Este jueves se encontraba pletórica. Llevaba, dice, 40 años luchando por una ley. “El verdadero objetivo es que el Tribunal Supremo revise su criterio de que un bebé en el vientre no es una persona”, explicaba a este diario en su despacho de la Cámara, la suite 427. ¿Cuánto le influye la religión en su labor legislativa? “Dios me influye en todo lo que hago, pero mi objetivo con esto es sobre todo ayudar a las mujeres”, responde.
Alabama se ha sumado a una lista de varios Estados que han aprobado leyes muy conscientes de que serán batalladas ante sucesivos jueces —y probablemente suspendidas de forma cautelar— hasta lograr llegar al Supremo, con una mayoría de jueces conservadores, para intentar que reviertan la famosa sentencia Roe contra Wade, de 1973, que legalizó el aborto en todo el país. La llegada de Donald Trump al poder ha abonado esperanzas. Georgia, Kentucky, Ohio y Mississippi han aprobado las que se conocen como leyes del primer latido, es decir, que no se puede interrumpir un embarazo más allá de las seis u ocho semanas, es decir, cuando los ginecólogos pueden detectar la palpitación, pese a que una mujer puede no haberse enterado siquiera de que está embarazada. Al mismo tiempo, Estados más progresistas, como Nueva York, Rhode Island o Nuevo México, están impulsando otras normas con las que proteger este derecho, en una perfecta traslación de la creciente brecha política y social que parte al país.

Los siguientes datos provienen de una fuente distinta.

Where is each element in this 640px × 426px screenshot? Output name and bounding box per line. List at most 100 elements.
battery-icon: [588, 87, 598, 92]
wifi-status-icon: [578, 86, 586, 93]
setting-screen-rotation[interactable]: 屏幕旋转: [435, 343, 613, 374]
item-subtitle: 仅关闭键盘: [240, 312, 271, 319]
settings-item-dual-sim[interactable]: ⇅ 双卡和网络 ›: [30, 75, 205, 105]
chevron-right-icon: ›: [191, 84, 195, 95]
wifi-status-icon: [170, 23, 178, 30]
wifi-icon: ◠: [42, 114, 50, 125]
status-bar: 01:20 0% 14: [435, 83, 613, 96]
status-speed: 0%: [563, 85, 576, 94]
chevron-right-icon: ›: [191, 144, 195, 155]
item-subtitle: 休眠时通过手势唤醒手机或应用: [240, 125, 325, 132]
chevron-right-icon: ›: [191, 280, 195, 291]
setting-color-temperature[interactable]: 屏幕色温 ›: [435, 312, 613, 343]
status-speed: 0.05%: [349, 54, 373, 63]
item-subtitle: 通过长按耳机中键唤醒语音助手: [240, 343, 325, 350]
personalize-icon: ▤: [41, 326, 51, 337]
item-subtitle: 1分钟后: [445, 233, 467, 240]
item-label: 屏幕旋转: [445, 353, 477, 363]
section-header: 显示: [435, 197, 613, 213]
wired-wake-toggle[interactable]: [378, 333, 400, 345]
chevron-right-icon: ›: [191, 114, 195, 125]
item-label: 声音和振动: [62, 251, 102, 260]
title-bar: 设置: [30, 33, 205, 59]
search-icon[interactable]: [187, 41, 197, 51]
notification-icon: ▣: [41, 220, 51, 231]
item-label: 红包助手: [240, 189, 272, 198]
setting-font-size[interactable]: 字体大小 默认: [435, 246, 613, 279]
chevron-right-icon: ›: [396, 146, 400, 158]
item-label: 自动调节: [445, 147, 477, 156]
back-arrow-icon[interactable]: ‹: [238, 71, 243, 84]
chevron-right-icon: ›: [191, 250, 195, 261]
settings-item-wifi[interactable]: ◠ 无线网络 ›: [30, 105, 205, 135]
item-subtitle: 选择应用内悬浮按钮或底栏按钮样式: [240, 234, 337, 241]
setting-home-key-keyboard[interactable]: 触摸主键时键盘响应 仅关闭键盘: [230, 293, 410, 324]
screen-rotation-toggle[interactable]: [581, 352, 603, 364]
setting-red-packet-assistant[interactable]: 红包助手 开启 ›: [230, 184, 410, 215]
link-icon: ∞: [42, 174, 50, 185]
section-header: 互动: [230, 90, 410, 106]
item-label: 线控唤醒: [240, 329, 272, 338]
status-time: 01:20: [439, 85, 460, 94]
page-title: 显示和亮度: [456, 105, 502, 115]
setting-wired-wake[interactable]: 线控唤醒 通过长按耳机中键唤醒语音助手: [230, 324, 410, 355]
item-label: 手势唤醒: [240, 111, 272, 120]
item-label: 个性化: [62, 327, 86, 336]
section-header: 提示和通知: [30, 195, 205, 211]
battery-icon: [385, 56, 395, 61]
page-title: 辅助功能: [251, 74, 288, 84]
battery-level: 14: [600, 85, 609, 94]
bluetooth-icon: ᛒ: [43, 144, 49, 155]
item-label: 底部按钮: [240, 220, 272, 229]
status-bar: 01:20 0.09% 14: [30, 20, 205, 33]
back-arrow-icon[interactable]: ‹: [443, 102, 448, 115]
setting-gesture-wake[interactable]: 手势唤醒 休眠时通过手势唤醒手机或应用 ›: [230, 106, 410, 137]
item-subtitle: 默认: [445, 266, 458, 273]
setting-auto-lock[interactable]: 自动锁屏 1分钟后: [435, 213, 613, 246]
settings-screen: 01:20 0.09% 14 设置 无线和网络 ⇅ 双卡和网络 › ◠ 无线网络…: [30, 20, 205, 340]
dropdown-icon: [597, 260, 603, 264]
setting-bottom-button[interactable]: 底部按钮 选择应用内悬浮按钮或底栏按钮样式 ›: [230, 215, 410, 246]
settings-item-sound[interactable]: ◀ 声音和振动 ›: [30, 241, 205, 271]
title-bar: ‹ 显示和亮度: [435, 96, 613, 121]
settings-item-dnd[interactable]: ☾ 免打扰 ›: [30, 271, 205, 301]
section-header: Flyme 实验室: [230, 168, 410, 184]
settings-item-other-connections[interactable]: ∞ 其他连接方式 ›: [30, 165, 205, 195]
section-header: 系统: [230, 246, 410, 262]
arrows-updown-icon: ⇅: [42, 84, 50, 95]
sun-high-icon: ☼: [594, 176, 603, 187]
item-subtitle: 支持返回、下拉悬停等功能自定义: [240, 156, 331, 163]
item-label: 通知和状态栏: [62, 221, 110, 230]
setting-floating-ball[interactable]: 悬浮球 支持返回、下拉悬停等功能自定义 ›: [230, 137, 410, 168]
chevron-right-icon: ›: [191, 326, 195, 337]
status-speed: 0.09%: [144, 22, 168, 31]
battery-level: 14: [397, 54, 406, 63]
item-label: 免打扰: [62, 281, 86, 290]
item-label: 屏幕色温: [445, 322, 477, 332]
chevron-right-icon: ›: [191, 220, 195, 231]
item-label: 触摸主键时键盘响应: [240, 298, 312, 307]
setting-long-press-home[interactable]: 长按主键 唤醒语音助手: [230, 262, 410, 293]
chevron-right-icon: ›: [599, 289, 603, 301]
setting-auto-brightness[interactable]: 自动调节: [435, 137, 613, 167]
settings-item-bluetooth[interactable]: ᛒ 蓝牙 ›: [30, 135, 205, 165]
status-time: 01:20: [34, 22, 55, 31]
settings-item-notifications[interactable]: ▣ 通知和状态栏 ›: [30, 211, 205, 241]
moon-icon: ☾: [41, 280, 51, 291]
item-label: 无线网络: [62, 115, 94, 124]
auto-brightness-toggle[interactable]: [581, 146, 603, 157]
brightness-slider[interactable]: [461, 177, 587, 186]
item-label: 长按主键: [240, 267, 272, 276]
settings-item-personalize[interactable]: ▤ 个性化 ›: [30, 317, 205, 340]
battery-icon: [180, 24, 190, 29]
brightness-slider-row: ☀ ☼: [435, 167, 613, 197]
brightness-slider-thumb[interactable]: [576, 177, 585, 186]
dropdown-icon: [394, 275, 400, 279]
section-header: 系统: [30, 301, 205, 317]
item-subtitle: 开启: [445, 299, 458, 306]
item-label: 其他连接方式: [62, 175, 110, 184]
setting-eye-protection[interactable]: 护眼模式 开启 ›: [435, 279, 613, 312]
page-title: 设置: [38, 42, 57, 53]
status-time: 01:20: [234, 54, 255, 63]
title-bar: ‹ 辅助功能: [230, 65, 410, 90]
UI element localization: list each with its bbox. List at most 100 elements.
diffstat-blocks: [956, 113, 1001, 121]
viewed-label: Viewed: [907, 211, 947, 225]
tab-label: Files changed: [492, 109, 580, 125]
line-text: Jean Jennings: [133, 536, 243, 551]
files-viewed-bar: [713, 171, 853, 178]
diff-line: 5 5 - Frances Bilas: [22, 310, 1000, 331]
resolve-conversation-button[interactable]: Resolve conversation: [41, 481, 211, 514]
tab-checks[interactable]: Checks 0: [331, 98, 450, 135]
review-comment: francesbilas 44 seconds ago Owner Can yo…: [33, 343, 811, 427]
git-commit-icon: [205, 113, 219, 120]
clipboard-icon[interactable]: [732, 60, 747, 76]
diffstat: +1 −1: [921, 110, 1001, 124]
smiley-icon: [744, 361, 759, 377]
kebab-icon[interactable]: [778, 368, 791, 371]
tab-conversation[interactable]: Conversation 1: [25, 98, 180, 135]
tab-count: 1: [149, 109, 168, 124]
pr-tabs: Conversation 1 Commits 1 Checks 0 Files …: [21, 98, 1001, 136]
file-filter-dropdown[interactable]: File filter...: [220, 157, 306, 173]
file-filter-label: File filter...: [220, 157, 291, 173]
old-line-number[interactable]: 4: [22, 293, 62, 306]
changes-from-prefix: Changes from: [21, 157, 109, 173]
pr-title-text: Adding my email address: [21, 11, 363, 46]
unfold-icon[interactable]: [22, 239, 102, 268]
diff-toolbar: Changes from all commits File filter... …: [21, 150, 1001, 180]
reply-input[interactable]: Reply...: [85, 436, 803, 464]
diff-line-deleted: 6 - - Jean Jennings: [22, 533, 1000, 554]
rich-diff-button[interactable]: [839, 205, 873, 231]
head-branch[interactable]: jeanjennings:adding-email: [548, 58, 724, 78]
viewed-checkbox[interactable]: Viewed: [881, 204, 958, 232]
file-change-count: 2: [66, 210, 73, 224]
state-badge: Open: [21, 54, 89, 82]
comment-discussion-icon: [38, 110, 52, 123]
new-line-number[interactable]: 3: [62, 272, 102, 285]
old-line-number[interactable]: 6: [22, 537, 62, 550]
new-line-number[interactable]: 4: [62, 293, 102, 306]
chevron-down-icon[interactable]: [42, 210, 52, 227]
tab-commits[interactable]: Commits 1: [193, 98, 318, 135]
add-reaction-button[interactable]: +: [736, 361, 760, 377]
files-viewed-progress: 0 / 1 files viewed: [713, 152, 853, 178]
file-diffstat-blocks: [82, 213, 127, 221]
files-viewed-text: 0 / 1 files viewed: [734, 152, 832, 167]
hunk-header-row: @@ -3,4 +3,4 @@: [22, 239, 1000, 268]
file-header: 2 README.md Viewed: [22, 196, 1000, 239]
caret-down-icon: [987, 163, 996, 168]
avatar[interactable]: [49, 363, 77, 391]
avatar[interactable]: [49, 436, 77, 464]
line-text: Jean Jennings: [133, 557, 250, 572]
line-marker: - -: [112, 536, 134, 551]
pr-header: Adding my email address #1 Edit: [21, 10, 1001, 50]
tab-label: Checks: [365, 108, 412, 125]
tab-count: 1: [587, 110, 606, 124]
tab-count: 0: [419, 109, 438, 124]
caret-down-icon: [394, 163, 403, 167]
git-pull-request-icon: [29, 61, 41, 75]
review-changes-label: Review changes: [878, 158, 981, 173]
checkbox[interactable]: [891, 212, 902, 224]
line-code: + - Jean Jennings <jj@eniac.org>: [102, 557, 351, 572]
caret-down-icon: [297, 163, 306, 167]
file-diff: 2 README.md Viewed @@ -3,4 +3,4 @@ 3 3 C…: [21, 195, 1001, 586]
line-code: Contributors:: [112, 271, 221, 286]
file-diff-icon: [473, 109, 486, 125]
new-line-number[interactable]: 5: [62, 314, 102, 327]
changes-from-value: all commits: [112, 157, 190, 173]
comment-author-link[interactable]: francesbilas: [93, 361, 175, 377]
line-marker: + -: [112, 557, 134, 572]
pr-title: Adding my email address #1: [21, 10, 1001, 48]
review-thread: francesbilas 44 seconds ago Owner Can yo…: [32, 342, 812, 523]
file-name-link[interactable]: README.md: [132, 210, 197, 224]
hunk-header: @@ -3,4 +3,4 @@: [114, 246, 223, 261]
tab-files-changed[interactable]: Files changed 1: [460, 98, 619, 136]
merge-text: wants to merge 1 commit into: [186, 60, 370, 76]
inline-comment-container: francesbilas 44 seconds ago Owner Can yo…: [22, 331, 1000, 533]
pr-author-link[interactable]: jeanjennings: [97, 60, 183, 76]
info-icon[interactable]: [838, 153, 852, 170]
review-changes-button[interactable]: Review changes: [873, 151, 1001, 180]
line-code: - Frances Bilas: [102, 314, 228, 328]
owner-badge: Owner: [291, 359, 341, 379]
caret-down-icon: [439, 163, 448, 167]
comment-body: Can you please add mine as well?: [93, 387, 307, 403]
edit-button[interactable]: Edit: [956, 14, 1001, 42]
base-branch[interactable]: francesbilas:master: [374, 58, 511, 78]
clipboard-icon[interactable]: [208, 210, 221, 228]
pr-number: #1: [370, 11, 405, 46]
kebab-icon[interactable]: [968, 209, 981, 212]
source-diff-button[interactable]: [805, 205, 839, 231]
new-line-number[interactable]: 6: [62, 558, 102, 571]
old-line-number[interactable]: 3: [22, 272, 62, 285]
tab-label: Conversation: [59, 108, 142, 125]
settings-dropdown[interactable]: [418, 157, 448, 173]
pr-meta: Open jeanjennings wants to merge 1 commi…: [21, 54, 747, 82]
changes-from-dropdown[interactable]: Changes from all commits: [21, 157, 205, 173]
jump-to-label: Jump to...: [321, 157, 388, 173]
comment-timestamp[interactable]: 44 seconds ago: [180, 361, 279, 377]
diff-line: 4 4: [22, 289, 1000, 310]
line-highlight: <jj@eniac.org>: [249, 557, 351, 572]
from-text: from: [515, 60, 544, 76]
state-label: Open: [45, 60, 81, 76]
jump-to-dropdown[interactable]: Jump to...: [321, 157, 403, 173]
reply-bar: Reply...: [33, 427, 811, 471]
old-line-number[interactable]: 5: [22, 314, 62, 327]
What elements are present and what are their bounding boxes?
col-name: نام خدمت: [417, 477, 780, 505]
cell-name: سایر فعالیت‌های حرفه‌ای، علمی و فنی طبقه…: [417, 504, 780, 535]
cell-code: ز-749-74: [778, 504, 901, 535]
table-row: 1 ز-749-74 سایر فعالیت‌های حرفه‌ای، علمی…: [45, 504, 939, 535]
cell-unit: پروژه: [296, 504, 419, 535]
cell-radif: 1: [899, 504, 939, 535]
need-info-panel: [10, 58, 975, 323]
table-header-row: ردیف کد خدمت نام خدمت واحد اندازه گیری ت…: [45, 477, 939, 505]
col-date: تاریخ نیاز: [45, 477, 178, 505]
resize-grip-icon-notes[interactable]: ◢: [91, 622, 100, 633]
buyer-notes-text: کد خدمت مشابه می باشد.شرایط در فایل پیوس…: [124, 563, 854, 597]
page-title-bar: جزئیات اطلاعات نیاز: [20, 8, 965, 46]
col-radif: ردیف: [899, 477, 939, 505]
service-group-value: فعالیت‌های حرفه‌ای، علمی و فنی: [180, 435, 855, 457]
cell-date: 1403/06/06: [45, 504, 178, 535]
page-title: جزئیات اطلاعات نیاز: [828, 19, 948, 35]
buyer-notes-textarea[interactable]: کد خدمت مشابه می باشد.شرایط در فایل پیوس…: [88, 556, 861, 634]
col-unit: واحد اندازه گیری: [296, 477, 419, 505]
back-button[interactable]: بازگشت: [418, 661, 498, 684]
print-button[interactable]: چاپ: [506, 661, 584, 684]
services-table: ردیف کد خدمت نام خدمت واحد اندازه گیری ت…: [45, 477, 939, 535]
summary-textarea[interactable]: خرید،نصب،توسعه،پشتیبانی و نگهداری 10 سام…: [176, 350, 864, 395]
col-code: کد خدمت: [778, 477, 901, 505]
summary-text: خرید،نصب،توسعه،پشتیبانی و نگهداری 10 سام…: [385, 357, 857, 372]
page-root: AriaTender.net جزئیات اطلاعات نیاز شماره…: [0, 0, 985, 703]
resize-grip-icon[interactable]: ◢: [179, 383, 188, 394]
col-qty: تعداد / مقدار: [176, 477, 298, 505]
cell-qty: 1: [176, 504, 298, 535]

“A los médicos nos ponen ante una elección imposible”, indica Janet Leftkowitz, directora médico para el Sureste de Planned Parenthood, cuando se le pregunta si seguiría ejerciendo en Alabama si entra en vigor la norma que puede hacer que entre en la cárcel. “Te arriesgas legalmente si rechazas a una paciente en riesgo y también si la tratas, esto va a disuadir a más médicos de ejercer en el Estado, que ya tiene un problema de carestía”, recalca.
Alabama es el quinto de Estado con mayor ratio de mortalidad en el nacimiento y, según los datos del Congreso Americano de Obstetricia, muchos condados carecen de ginecólogo. No hay nada, dice Terri Collins, que justifique lo que ella considera “matar un bebé”. Para Bob Singleton, senador demócrata de Alabama, “esto va más allá de la influencia de la religión, esto va de un partido republicano que ha decidido tomar este asunto como un mantra”. La batalla acaba de estallar, pero los paraguas llevaban ya años en el viejo Sur.